FRESH GREEN & RIPENING UME - HARVESTED WEEKEND SATURDAY 25 JAN 2025
Regular price
$22.00
Sale
Our Ume now available again to order. Fresh harvest of green AND ripening Ume fruit.
We have started harvesting again from second Ume orchard.
This is the main crop harvest start so it's a big crop and once it's all harvested/sold that will be the end for the 2025 Ume season.
North Island orders will send via NZPost Courier Overnight. South Island orders will send via PostHaste Courier (2 day delivery). Both will be non-signature deliveries unless you specify (it avoids a delivery delay if you are not there to sign).
All orders will be packed with ice pack to keep them as cool as possible in transit.
Parcel tracking will be emailed once packed and ready to ship.
NOTE: Please ensure the freight option you choose matches your delivery address (pull down options). Selecting the incorrect freight option slows us right down sending your order.
You are ordering in 1kg units.
Thank you so much for your order.
Enjoy making your 2025 edition of Umeshu/Umeboshi/Ume Syrup/Ume Jam.

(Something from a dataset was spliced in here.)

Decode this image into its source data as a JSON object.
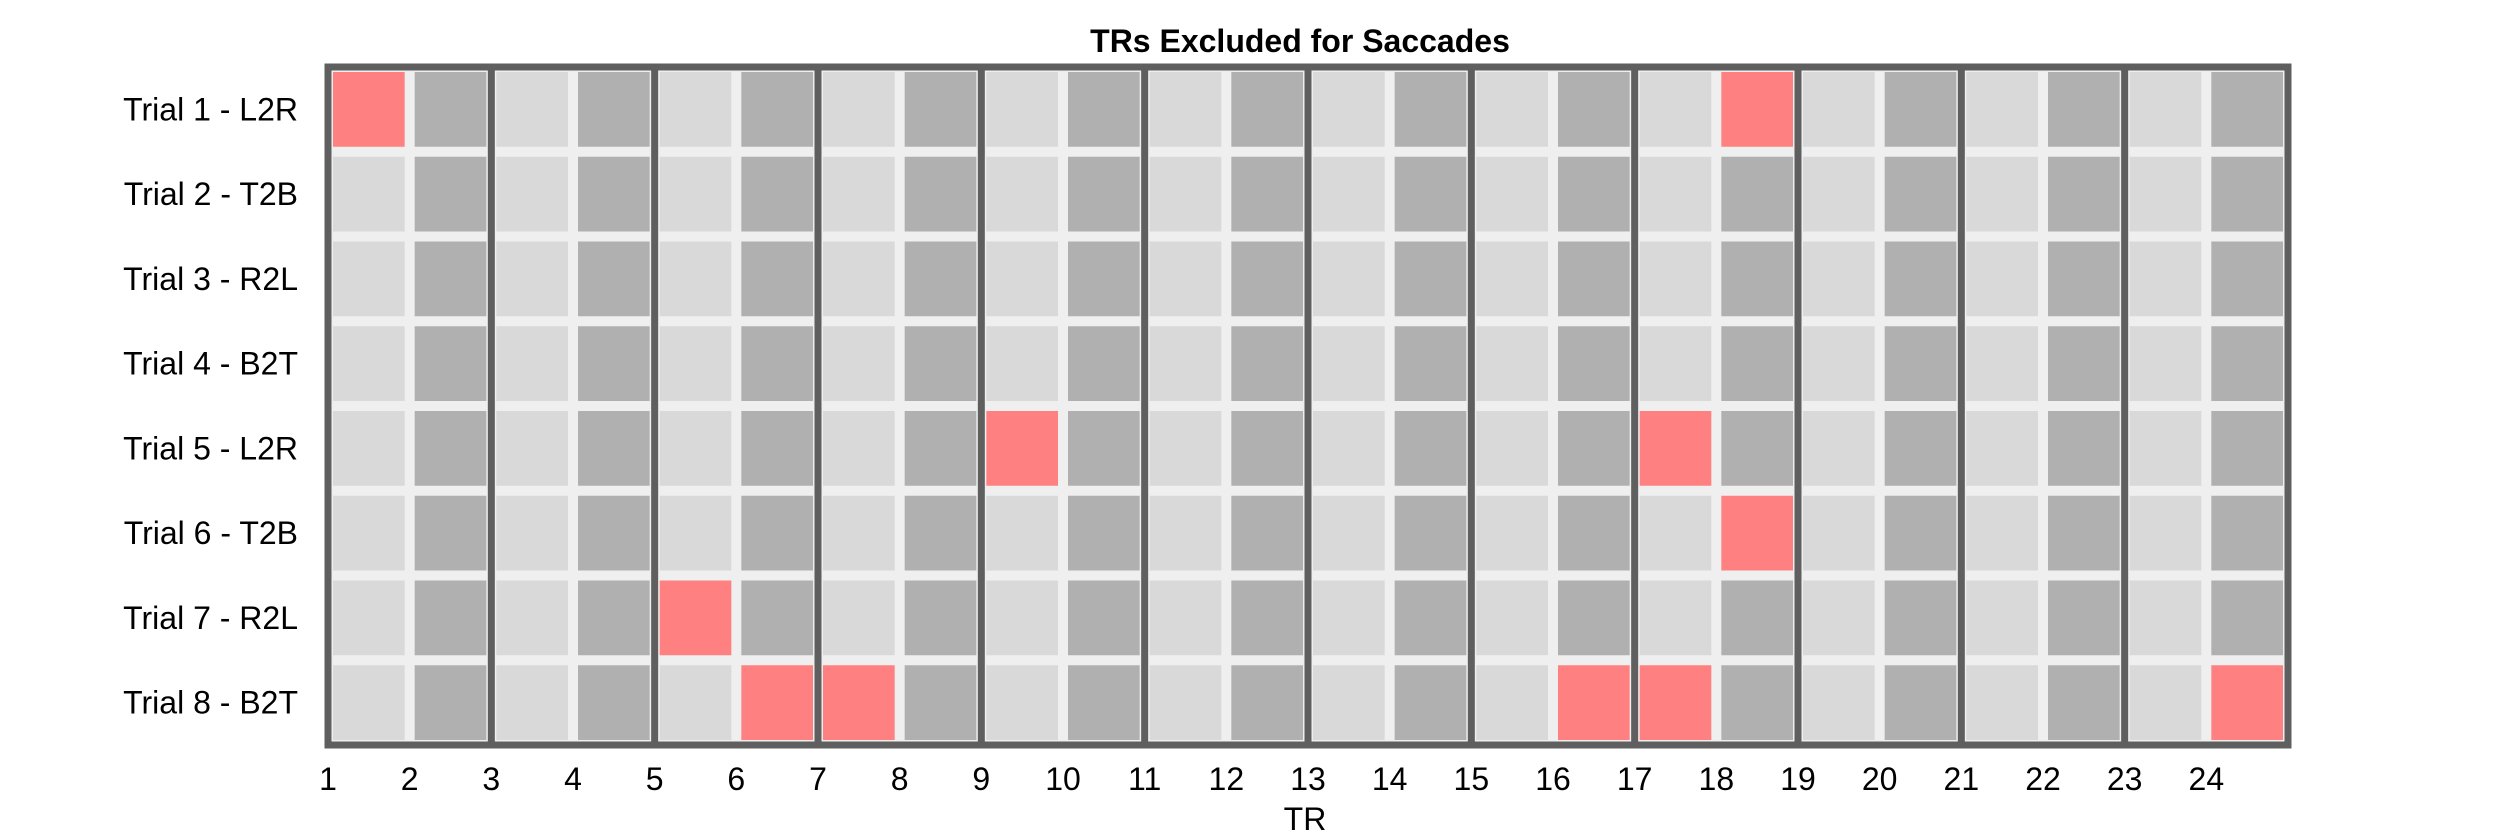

We are growing red Shiso for you. The plants are still a bit small due to cold spring/start of summer but they will make good growth over then next few months. We intend to have both fresh and dehydrated Shiso (cut stems with foliage) available. These plants are grown outdoors in natural fertile soil (seed direct to soil) so are packed with flavour and colour, and all the great benefits of infusing Shiso with your Umeboshi.
BTW: did you know Ume trees are really thorny!
Make Umeshu with green Ume ...
Decide on the spirt you want to use. It could be a white spirit (gin, vodka) or a malt based spirit (whiskey, brandy), or a rice based spirit (sake, soju, shochu), or a spiced spirit (rum). Generally you are going to choose a spirit that you enjoy from the outset.
Decide on the sweetness level you want your Umeshu to be at. Japanese method is to add equal weight (1:1) Ume to rock Sugar. Thats way too sweet for me, so I reduce the sugar right down to 20-30% of fruit weight. Keep in mind you can always add sugar later, but you cant take out.
Prepare Ume - rinse Ume in cold water. Remove the small black fruit cap with a toothpick. Then dry fruit on a towel or tea towel
In clean dry dishwasher washed 1-2 size jars are the best- add Ume, then rock sugar, then fill to top with the spirit. You’ll likely be using 700 -1litre of spirit. Put lid on and leave for aprox 6-12 months before drinking. Record your ratios so once you start tasting, you can adjust.
Umeshu will just get better with age. The liquid will darken in colour which is part of the "aging" process. 20 year old Umeshu is usually opened with great ceremony!
Pic #5 showing my jar of Umeshu made January 2023.
Make Umeboshi with ripening Ume ...
It is easy to ripen green Ume. Just put them in a wide bowl or tray and let sit at room temperature covered with a tea towel. They will start to ripen (start turning yellow, become softer, juicier and you will smell the sweet ripening ume aroma). This process usually takes around 3-4 days but keep an eye on them every day and decide when to start your Umeboshi process.